Alors que plusieurs médias ont révélé une possible utilisation du logiciel espion Pegasus par le Maroc, visant notamment des dirigeants français, la position diplomatique de Rabat en Europe ne cesse de se fragiliser.
Si la France reste un allié historique du royaume chérifien, le gouvernement n’en prend pas moins ces soupçons d’espionnage au sérieux et a ouvert des investigations. Devant l’Assemblée nationale, Jean Castex a dénoncé des faits «d’une très grande gravité», s’ils venaient à se vérifier.
L’affaire Pegasus pourrait donc faire souffler une légère brise sur les relations franco-marocaines, même si la plupart des observateurs doutent d’une rupture brutale, au vu des intérêts de Paris sur place.
«Il pourrait s’agir de remontrances polies à travers des canaux privés, mais les réactions n’iront pas plus loin. Les intérêts stratégiques de la France au Maroc sont tellement importants que Paris fera contre mauvaise fortune bon cœur», explique ainsi à Libération Kader Abderrahim, enseignant à Sciences Po.
Le Maroc a pour l’heure nié toute implication dans l’affaire Pegasus, accusant les médias qui ont relayé l’affaire d’«attaques haineuses». Le parquet général marocain a d’ailleurs déclaré vouloir enquêter sur ce qu'il a décrit comme des «accusations infondées».
Reste que ces soupçons ne risquent pas d’arranger les affaires de Rabat en Europe, déjà minées par des contentieux avec plusieurs États membres.
Crise avec l’Espagne
La diplomatie marocaine est d’abord en proie aux difficultés avec l’Espagne. Le feu qui couvait sous la cendre s’est réveillé en mars, avec les propos de Saad Eddine El Othmani, chef de l’exécutif marocain, qui avait déclaré que les enclaves espagnoles de Ceuta et Melilla «étaient marocaines au même titre que le Sahara». Ce qui avait entraîné la convocation de l’ambassadeur marocain à Madrid.
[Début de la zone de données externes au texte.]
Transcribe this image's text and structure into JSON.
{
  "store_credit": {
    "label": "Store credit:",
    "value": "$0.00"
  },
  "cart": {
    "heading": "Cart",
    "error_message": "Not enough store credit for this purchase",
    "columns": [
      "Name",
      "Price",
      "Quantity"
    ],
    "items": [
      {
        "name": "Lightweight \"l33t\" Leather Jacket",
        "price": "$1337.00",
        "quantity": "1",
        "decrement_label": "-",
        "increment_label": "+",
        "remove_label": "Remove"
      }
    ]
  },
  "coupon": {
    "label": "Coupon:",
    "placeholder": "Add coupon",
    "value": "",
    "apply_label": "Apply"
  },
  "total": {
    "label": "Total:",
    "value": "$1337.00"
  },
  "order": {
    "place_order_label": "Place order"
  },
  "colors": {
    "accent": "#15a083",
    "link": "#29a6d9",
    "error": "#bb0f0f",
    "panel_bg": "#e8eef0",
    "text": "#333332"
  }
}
L’escalade diplomatique avait continué fin avril, après l’hospitalisation près de Bilbao de Brahim Ghali, chef du Front Polisario, en lutte contre le Maroc pour l’indépendance du Sahara occidental. La crise avait culminé avec l’afflux de milliers de migrants venus du Maroc aux portes de Ceuta et Melilla, un mois plus tard. Certains y avaient alors vu la main de Rabat, accusant le royaume chérifien d’avoir ouvert les vannes pour exercer un chantage migratoire vis-à-vis de Madrid.
Au-delà de l’Espagne, cet épisode avait altéré les relations du Maroc avec Bruxelles. Le Parlement européen avait en effet voté une résolution condamnant «l’utilisation par le Maroc des contrôles aux frontières et de la migration» comme moyen de pression politique.
Berlin fulmine aussi
Rabat a également dû ferrailler avec l’Allemagne ces derniers mois, sur la question du Sahara occidental. La reconnaissance par Washington de la souveraineté marocaine sur la région, en décembre, avait en effet ému du côté de Berlin. Le Maroc avait même fini par rappeler son ambassadeur en mai, dénonçant «l’activisme antagonique» de l’Allemagne sur le sujet.
La non-invitation à Berlin du Maroc pour une conférence internationale sur la Libye avait déjà jeté un froid entre les deux pays, en janvier 2020. Le ministre marocain des Affaires étrangères avait alors manifesté son «profond étonnement» et accusé l’Allemagne de jouer avec la crise libyenne comme d’un «instrument de promotion de ses intérêts nationaux».
Début juin, Berlin avait finalement décidé de geler son fonds d’aide au développement, de plus d’un milliard de dollars, à destination du Maroc.
De l’autre côté de la Méditerranée, le Maroc s’est aussi récemment mis en délicatesse avec son voisin algérien, sur la question de l’autodétermination kabyle. Ce 18 juillet, Alger a fini par rappeler son ambassadeur à Rabat pour consultation.